To get into the mood for our house-buying trip to Faro, I re-read a chapter of one of my favourite pieces of travel writing, Bitter Lemons by Lawrence Durrell. It’s set in Cyprus, and I have a first edition, from 1957.
On the day of his transaction, Durrell was to act as though he did not want the house, while his agent and the house’s owner, the cobbler’s wife, faced each other across a negotiating table. On the table sat a great key. Each participant took it in turns to claim, counter-claim, declaim, expostulate and fulminate, during which the key was pushed to and fro, lifted and banged back down on the table, to the point where Durrell feared it would be beyond the opening of any door. The duel took all day, and ancestors living – clustered outside – and dead were called upon. At the end came a slow car-chase, during which the seller’s grandfather is skittled into a ditch. He is unharmed.
Agreement on price is reached, a thumbprint secures the deal, and amiability settles on all involved.
Then I got over myself. Buying a house in the Algarve in 2014 would be nothing like that. We had searched extensively online, been in touch with four multilingual, multinational, professional agents and made appointments to view ‘properties’, not ‘houses’. The chances were quite high that we would not buy from anyone Portuguese. The old quintas (farmhouses) have generally been renovated by foreigners, no doubt while the puzzled Portuguese looked on having pocketed a tidy sum (though it’s all relative) for a pile of rocks and a piece of land. We were not in the market for a ruin. We have none of the required skills, and we want to do other things with our time. We love the traditional architecture of the Algarve, but we want someone else to have done the hard work, for which we will be handing over a more than tidy sum.
We left our London bed at 2 a.m. on Friday morning, and returned to it at 2 a.m. on Monday morning, and in between these times we fell in love with two houses.
1.) The Sensible House. The setting is perfect, the size and layout too, and it’s in a valley we particularly like. The renovation project was undertaken by a now elderly German couple, for whom the house and garden have become too much work. The house is mostly a new build on an old footprint of three adjacent cottages. We spent some very enjoyable hours with them learning about everything they had done. They did not cut any corners. Oh no – these firmly right-angled corners have strong foundations and are made good for many decades to come. The cane and eucalyptus ceilings were dispensed with in favour of insulated concrete where no insect could lurk. The outside is unadorned. It is sehr, sehr praktisch.
For: The surrounding garden is beautiful. We can make the house pretty; we can make it ours. It’s very good value. It has a bread oven.
Against: Internet access is uncertain. (The owners didn’t need it, and the setting is quite remote.) We might need a satellite connection.

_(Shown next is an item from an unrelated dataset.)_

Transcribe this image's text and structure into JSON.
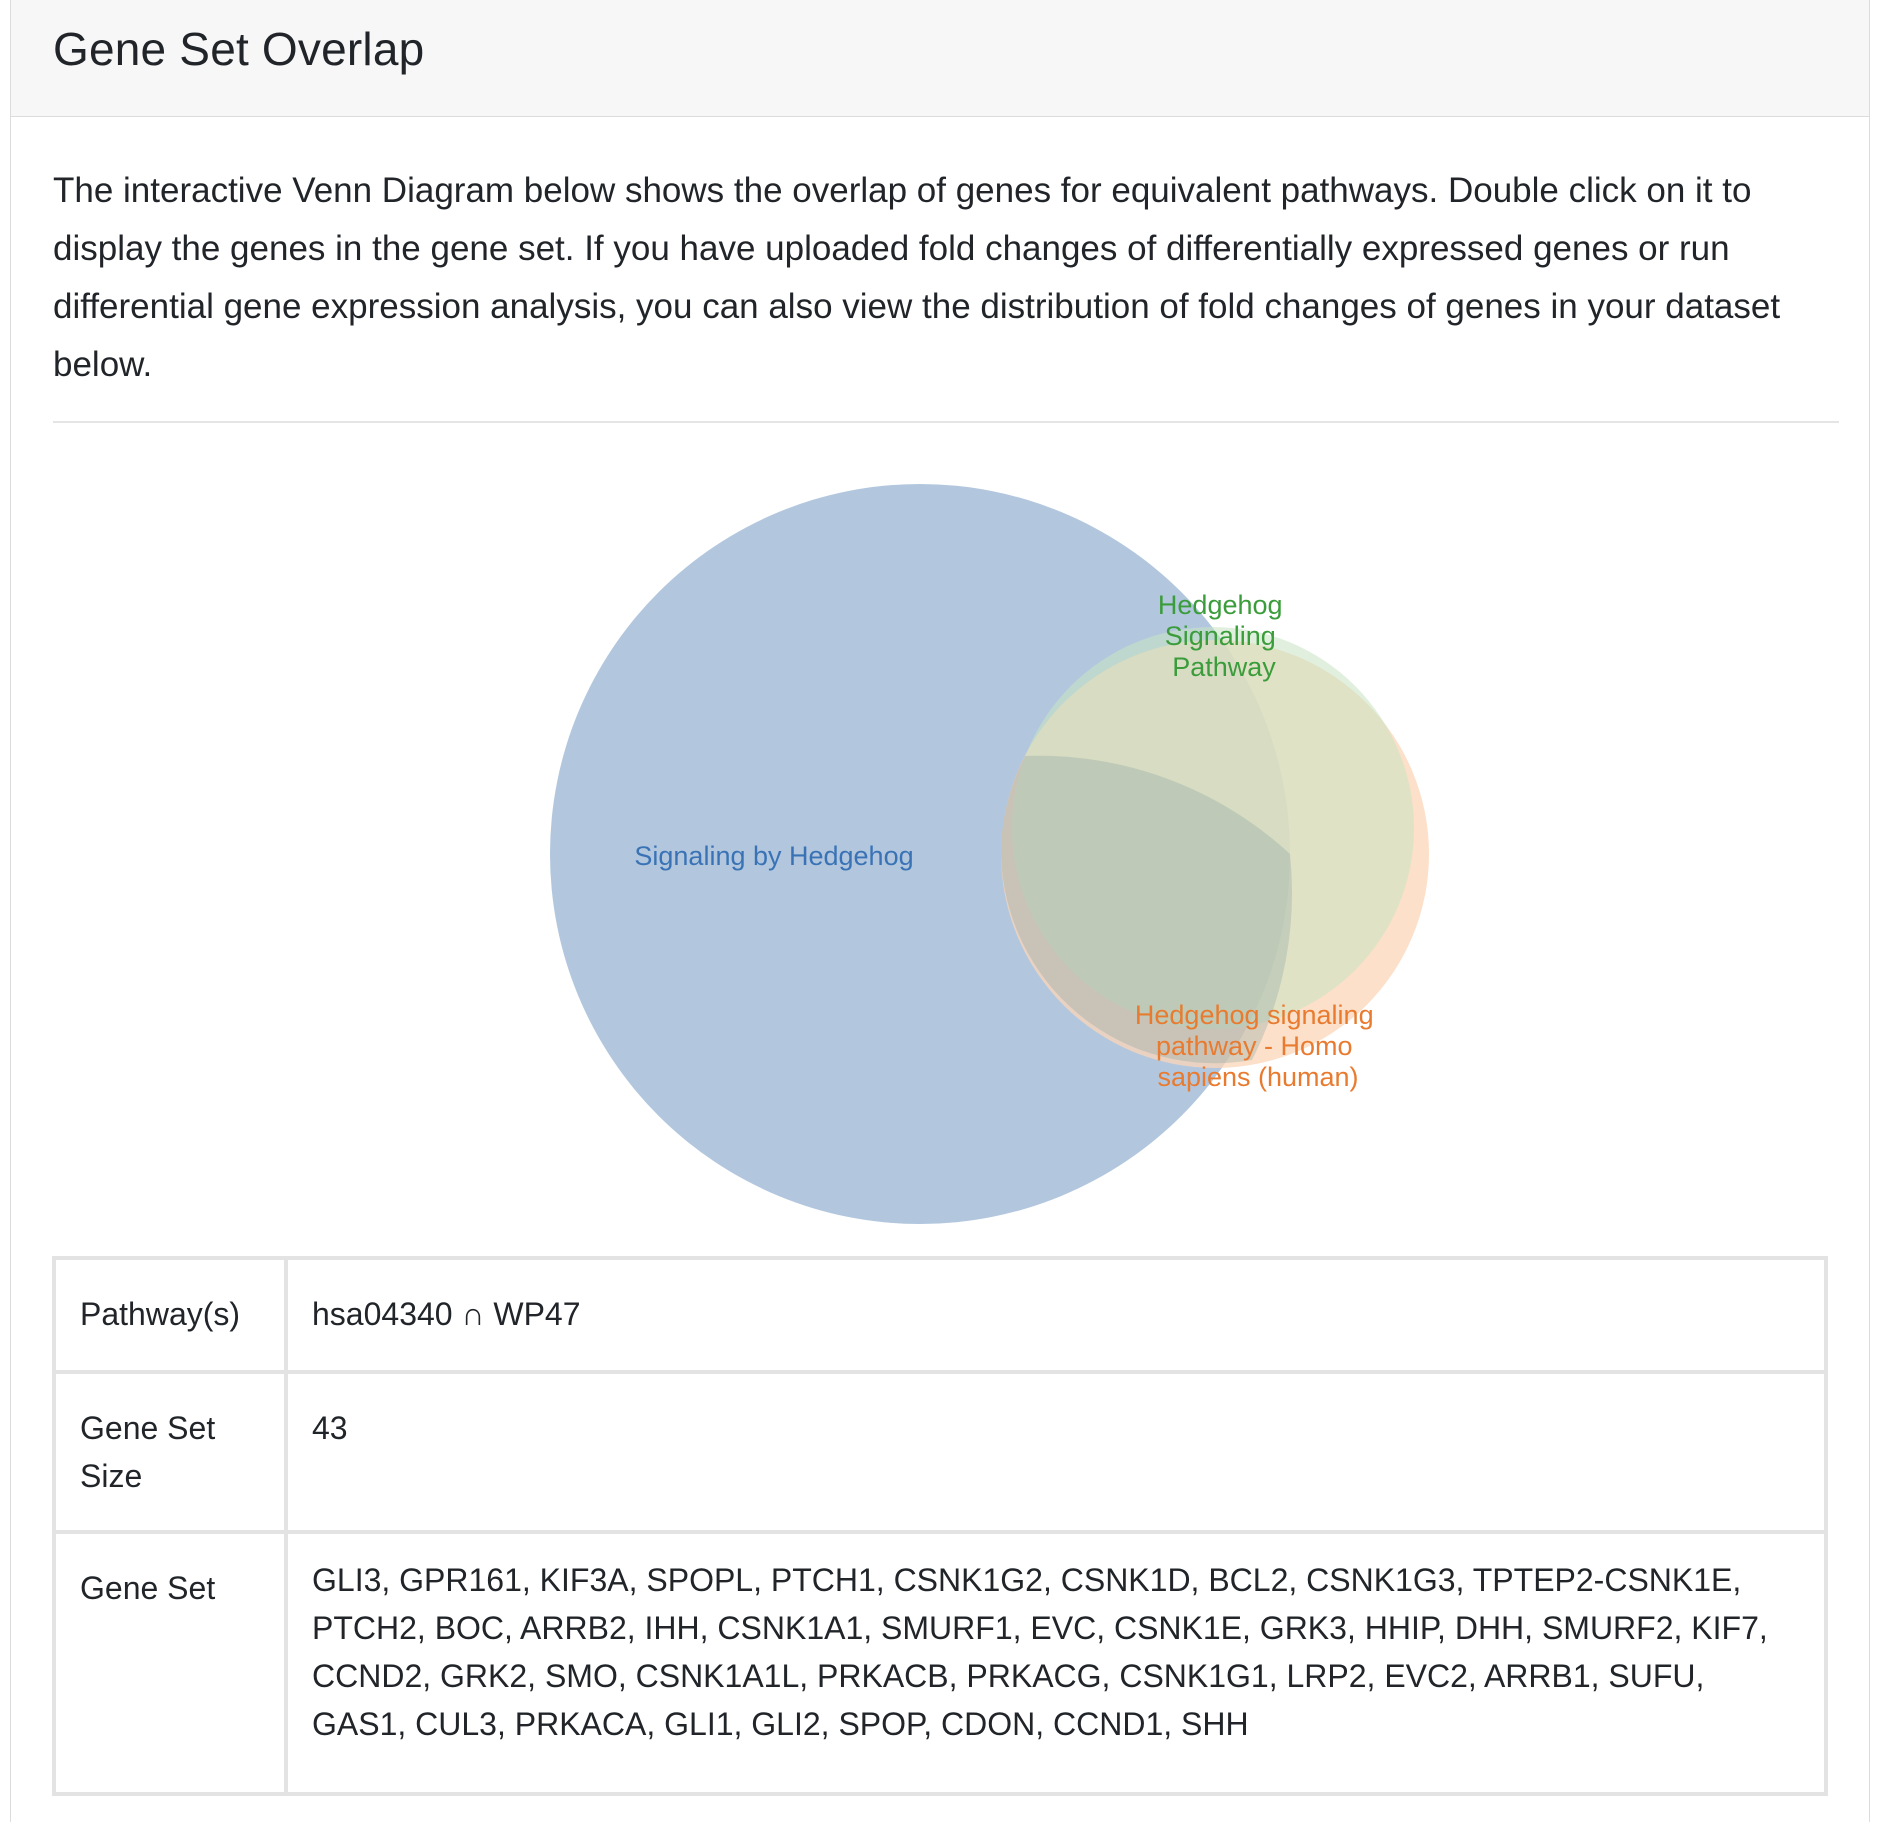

No pool, so we’d need to get a licence for one and then build it.
Summary: Head winning over heart.
2) The Mad House. A beautiful, old, renovated, stone-built quinta. Where the Sensible House has eschewed decoration, this house has gone crazy for it, and not just a beautiful reworking of traditional themes, but also a crazy Gaudí meets Niki de Saint Phalle luscious over-the-topness, especially inside. No right angles; it is all curves. It is utterly uplifting. However, the original quintas were built of stone direct on earth, sucking up the moisture from below. Will there be tears in years to come as the plaster blows and the mosaic pieces tinkle to the floor?
For: Sheer delight. Also good internet access and a pool.
Against: Top of our budget. Not easy to maintain?
Summary: Heart winning over head.
A final note for today. We have engaged a Portuguese lawyer for our purchase. He spent two hours with us outlining the process with clarity and precision, in English. He digressed briefly to talk about culture, and about being born after the revolution but still feeling the shadow of the dictatorship. He is not expensive. Back at home our English conveyancing solicitor sent us a proforma letter that bears little relation to our sale. We spent five minutes over the phone discussing this; he apologised and blamed his secretary. He is expensive. English is his mother tongue.